Regular audits are typically conducted by asset custodians, IT staff, and the information security team. Custodians verify the accuracy of their assets’ records, while the information security team ensures that the inventory aligns with compliance and security requirements. 

Step 1: Gathering Data
Begin by collecting updated information on your assets, similar to the data collection in the Asset Inventory Mapping Process from Chapter 2. You’re verifying and cross-referencing your records, ensuring that no assets have been missed or retired since the last review. Pull data from IT systems, procurement records, and department reports, just as you did during the initial discovery phase.

Step 2: Reviewing Asset Details
This step mirrors the asset classification and criticality assessment from Chapter 3: Mapping Assets to Business Processes. Revisit your asset classifications—criticality, confidentiality, and lifecycle stage—and ensure they align with current operations. If an asset’s role has changed, update its classification to reflect its new importance to the business.

Step 3: Identifying Gaps
Just like the discovery phase described earlier, audits are a chance to uncover new, untracked assets that may have slipped through the cracks—whether it’s new software, shadow IT, or hardware. Use this opportunity to identify these gaps and formally add them to your inventory, continuing the process discussed in the Discovering What Already Exists section of Chapter 7.

Step 4: Updating Records
As in Chapter 5: Asset Lifecycle, lifecycle stages, ownership, and custodianship should be updated during the audit to reflect any changes since the last review. This ensures that your asset records stay accurate and relevant, aligning with the asset’s current stage and status.

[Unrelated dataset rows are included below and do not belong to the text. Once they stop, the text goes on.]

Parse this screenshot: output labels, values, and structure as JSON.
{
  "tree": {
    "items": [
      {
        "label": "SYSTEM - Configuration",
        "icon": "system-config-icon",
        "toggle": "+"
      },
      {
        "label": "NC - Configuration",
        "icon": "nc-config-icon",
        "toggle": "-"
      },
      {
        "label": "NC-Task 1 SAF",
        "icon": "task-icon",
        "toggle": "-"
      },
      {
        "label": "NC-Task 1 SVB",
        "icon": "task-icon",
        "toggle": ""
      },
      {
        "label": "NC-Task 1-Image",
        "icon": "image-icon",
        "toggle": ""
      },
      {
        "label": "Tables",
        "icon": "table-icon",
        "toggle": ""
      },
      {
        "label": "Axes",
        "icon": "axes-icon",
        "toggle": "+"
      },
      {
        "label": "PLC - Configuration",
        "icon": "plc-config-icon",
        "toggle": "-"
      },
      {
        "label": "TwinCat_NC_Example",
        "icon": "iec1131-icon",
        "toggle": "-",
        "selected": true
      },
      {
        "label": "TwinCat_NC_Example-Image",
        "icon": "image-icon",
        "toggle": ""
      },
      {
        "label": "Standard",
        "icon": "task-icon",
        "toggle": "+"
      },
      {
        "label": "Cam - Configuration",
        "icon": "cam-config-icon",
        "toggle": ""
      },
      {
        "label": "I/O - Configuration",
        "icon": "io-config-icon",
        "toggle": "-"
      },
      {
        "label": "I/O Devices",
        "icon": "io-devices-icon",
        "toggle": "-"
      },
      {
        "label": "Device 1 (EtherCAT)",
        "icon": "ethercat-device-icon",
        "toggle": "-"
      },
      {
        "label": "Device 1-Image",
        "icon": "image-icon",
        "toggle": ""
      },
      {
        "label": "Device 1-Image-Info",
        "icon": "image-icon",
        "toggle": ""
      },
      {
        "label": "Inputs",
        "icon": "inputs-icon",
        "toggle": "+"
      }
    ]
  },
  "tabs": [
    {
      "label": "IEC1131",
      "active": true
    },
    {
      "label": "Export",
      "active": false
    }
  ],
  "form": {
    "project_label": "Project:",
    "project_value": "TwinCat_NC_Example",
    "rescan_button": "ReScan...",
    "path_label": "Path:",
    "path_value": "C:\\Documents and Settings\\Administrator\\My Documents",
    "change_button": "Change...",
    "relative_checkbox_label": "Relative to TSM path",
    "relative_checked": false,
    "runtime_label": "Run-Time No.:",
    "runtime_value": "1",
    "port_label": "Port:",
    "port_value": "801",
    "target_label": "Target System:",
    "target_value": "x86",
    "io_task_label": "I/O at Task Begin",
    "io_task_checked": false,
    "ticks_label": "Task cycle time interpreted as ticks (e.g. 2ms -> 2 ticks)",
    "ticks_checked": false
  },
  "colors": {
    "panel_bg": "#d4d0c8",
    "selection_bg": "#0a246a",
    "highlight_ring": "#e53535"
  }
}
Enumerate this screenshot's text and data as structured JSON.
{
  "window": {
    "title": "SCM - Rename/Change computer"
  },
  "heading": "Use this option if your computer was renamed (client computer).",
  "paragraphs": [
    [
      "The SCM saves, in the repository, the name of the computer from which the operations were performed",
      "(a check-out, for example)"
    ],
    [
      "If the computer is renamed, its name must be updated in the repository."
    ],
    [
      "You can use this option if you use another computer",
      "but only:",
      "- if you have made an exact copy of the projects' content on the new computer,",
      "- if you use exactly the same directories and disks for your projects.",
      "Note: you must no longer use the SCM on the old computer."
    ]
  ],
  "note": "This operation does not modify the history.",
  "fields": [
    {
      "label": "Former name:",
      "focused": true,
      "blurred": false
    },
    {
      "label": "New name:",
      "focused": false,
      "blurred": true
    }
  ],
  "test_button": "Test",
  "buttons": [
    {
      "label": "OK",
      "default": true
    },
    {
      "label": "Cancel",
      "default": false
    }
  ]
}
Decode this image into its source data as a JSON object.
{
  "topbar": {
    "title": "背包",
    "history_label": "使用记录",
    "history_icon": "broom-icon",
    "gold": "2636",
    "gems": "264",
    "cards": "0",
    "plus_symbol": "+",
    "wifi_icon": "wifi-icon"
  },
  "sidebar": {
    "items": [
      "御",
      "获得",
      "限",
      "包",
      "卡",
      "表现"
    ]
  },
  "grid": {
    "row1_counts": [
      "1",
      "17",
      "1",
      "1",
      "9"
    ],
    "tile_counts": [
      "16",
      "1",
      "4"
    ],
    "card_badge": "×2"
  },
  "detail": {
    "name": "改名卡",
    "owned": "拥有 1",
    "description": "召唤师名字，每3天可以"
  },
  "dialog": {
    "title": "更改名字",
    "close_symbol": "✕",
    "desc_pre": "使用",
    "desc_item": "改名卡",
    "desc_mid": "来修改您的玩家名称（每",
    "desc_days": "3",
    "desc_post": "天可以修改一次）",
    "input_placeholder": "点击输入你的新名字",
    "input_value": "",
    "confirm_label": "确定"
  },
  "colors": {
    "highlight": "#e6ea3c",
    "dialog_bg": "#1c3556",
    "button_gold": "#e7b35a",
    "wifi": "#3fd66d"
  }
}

Step 5: Reporting and Follow-Up
Similar to the continuous improvement concept introduced throughout the book, auditing allows you to reinforce accountability. Provide asset owners and custodians with audit reports, including updates on the status of their assets and recommended actions. This callback to the Assigning Ownership and Custodianship section ensures that responsibility for asset security and functionality is maintained as part of your ongoing improvement efforts.

Bringing It All Together: Asset Inventory Management as a Continuous Process

Building an effective asset inventory isn’t about reaching a final, perfect state—it’s about creating a repeatable, scalable process that continuously supports security, compliance, and risk management.

Throughout this guide, we’ve covered every step of establishing a strong asset inventory:

  • Identifying and Categorising Assets – Ensuring you track what matters most in a structured way.
  • Mapping Assets to Business Processes – Connecting assets to the functions they support.
  • Assigning Ownership and Custodianship – Making sure every asset has someone accountable for its security.
  • Assessing Security Needs and Applying Controls – Implementing protection measures based on risk and business impact.
  • Keeping the Inventory Current – Auditing and updating to maintain accuracy over time.

But here’s the reality: you’re never actually done. As your organisation evolves, new assets are added, others become obsolete, and risks shift. The asset inventory process is an ongoing cycle, not a one-time project.

What Comes Next?

  • Revisit your inventory regularly – Identify new assets, remove outdated ones, and ensure categorisation still makes sense.
  • Reassess security needs – As threats evolve, controls may need to be adjusted.
  • Keep improving processes – The more you refine how assets are tracked, categorised, and protected, the easier ongoing management becomes.

Asset inventory management isn’t about perfection—it’s about consistency and adaptability. By keeping the process alive and continuously iterating, you ensure that your security strategy stays effective, your organisation remains compliant, and your assets are always protected.